I'll have a go at this:
To see that the number of pairs of equal letters (colliding letters) in the ciphertext is actually given by
$$D_{\rm c} = \sum_{i=1}^{p}\sum_{α={\rm A}}^{\rm Z}\frac{M_{α}^{(i)}(M_{α}^{(i)}-1)}{2} + \sum_{i=1}^{p}\sum_{j=i+1}^{p}\sum_{α={\rm A}}^{\rm Z}M_{α}^{(i)}M_{α}^{(j)},$$
note that:
If the letter $\alpha$ occurs $M_{\alpha}^{(i)}$ times in the $i^{th}$ row
then the number of times $\alpha$ collides with itself in the $i^{th}$ row is simply $$\binom{ M_{\alpha}^{(i)}}{2}=\frac{M_{α}^{(i)}(M_{α}^{(i)}-1)}{2},$$
The number of times $\alpha$ occuring in the $i^{th}$ row and the $j^{th}$ row collides with itself is simply $$M_{\alpha}^{(i)}M_{\alpha}^{(j)},$$
and then sum appropriately to obtain the totals.
Now, the probability of collision of two independent random variables with the same probability distribution is $\sum_{x \in \mathcal{X}} P_x^2$ where here the sum would range over $\mathcal{X}=\{A,B,\ldots,Z\}$
When the row length is correct, i.e., matches the keyword period, the coincidence distribution is that of English letters, which is experimentally determined to be approximately 0.065 based on the frequency of the letters in English with $P_x$ largest when $x=E$ etc.
When the row length is not equal to the keyword period, the coincidence distribution is that of a ``random language'', which is modelled as having a uniform distribution over 26 letters, so each $P_x=1/26,$ and the sum gives $$\sum_{x \in \mathcal{X}} P_x^2=26\times(1/26^2)\approx 0.038.$$
Now, I go back to the equation for $2D_c$
$$2 D_{\rm c} = \sum_{i=1}^{p}\sum_{α={\rm A}}^{\rm Z} M_{α}^{(i)}(M_{α}^{(i)}-1) + 2 \sum_{i=1}^{p}\sum_{j=i+1}^{p}\sum_{α={\rm A}}^{\rm Z}M_{α}^{(i)}M_{α}^{(j)}\quad (1)$$
We're looking at the case that the rowlength is $p.$
Then letter collisions within columns obey the statistics for English while letter collisions between columns obey the random statistics, since the alphabet has (in general) been shifted by a different letter in each column.
This means that the analysis assumes the keyword has distinct letters, which may in general not be the case, hopefully it doesn't have too many occurences of the same letter!
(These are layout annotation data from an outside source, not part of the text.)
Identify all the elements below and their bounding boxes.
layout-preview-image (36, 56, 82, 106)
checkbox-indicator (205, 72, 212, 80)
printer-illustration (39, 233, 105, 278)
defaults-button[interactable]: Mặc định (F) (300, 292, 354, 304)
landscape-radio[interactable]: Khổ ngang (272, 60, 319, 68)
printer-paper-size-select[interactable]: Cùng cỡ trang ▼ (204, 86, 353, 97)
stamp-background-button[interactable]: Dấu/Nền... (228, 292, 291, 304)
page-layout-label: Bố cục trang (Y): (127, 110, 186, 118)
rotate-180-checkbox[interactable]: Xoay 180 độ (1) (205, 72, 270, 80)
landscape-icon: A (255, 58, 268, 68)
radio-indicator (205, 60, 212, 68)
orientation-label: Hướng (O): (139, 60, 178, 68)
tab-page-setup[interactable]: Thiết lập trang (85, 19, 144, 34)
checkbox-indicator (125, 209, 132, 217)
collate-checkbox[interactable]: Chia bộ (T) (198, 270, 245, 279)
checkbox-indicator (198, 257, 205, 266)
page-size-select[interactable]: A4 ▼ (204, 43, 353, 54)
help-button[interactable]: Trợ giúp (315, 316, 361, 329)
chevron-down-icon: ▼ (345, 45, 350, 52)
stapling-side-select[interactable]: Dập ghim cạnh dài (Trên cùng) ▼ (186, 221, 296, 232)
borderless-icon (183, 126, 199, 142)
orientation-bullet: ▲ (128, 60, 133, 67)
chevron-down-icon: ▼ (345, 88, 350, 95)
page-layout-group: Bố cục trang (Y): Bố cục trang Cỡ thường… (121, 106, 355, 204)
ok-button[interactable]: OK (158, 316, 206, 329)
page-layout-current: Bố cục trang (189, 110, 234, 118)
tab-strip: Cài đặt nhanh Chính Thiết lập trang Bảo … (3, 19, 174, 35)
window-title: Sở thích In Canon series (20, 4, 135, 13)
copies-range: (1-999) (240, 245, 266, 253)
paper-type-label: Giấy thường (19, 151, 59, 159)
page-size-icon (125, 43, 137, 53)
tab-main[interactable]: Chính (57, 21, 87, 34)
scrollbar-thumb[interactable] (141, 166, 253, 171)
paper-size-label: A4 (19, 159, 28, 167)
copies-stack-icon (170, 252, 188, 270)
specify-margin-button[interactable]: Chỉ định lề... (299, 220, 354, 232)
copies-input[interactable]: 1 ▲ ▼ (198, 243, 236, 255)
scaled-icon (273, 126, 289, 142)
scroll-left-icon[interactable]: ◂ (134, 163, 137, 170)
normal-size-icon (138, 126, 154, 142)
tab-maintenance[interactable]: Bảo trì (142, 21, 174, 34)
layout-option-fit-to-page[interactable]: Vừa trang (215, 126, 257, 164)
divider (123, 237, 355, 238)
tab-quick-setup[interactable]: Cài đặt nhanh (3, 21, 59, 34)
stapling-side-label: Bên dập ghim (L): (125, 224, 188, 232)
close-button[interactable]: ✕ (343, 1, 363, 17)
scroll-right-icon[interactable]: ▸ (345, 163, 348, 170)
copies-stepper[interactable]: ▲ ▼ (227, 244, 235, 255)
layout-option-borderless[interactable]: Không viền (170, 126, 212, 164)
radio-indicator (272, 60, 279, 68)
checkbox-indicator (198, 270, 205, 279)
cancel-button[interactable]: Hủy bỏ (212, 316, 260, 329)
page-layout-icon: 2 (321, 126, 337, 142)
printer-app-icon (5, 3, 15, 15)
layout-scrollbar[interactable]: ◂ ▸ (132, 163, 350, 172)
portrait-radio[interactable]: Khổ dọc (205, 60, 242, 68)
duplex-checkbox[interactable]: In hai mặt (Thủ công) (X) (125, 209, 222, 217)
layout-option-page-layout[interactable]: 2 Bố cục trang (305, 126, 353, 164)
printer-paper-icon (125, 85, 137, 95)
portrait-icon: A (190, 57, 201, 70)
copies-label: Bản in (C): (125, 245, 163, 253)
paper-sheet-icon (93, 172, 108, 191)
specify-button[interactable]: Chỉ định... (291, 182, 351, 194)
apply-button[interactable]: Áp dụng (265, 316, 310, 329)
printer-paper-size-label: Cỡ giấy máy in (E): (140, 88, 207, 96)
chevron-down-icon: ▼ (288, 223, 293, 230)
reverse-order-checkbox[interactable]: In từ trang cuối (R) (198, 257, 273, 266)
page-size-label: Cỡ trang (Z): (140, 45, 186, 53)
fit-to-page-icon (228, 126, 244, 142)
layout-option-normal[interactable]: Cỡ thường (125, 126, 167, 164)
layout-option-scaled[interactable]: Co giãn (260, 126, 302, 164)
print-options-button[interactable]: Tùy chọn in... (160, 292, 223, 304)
If it's randomly chosen and $p$ is not too large this need not be a problem.
The second assumption we need to make is that the ciphertext fragment is long enough so that random variables have converged to their expectations. For simplicity assume $p|N,$ so that $N=Mp,$ otherwise the result is an approximation.
The second term on the right hand side of (1) counts $M^2p(p-1)$ pairs of possible collisions accross distinct columns, where $M$ is the number of entries in each column. There are $M^2$ collisions for each pair of columns chosen. These collisions occur at rate $0.038$ by our probabilistic assumption so the second term in (1) achieves its mean $0.038\times M^2 p(p-1)$ as in the last term in the claimed equation at the bottom of the question.
The first term on the right hand side of (1) counts collisions within the same column, which obey English statistics. There are $M(M-1)$ slots for collisions to occur in a given column on distinct rows, and there are $p$ columns thus we get $0.065\times M(M-1) p$. But letter collides with itself at rate 1 so we have $pM$.
Adding these gives
$$0.065 \times M(M-1) p + M p$$
which I think is the correct expression for the rest of the claimed expression instead of
$$0.065 \times M^2 p - M p$$ as claimed in the question.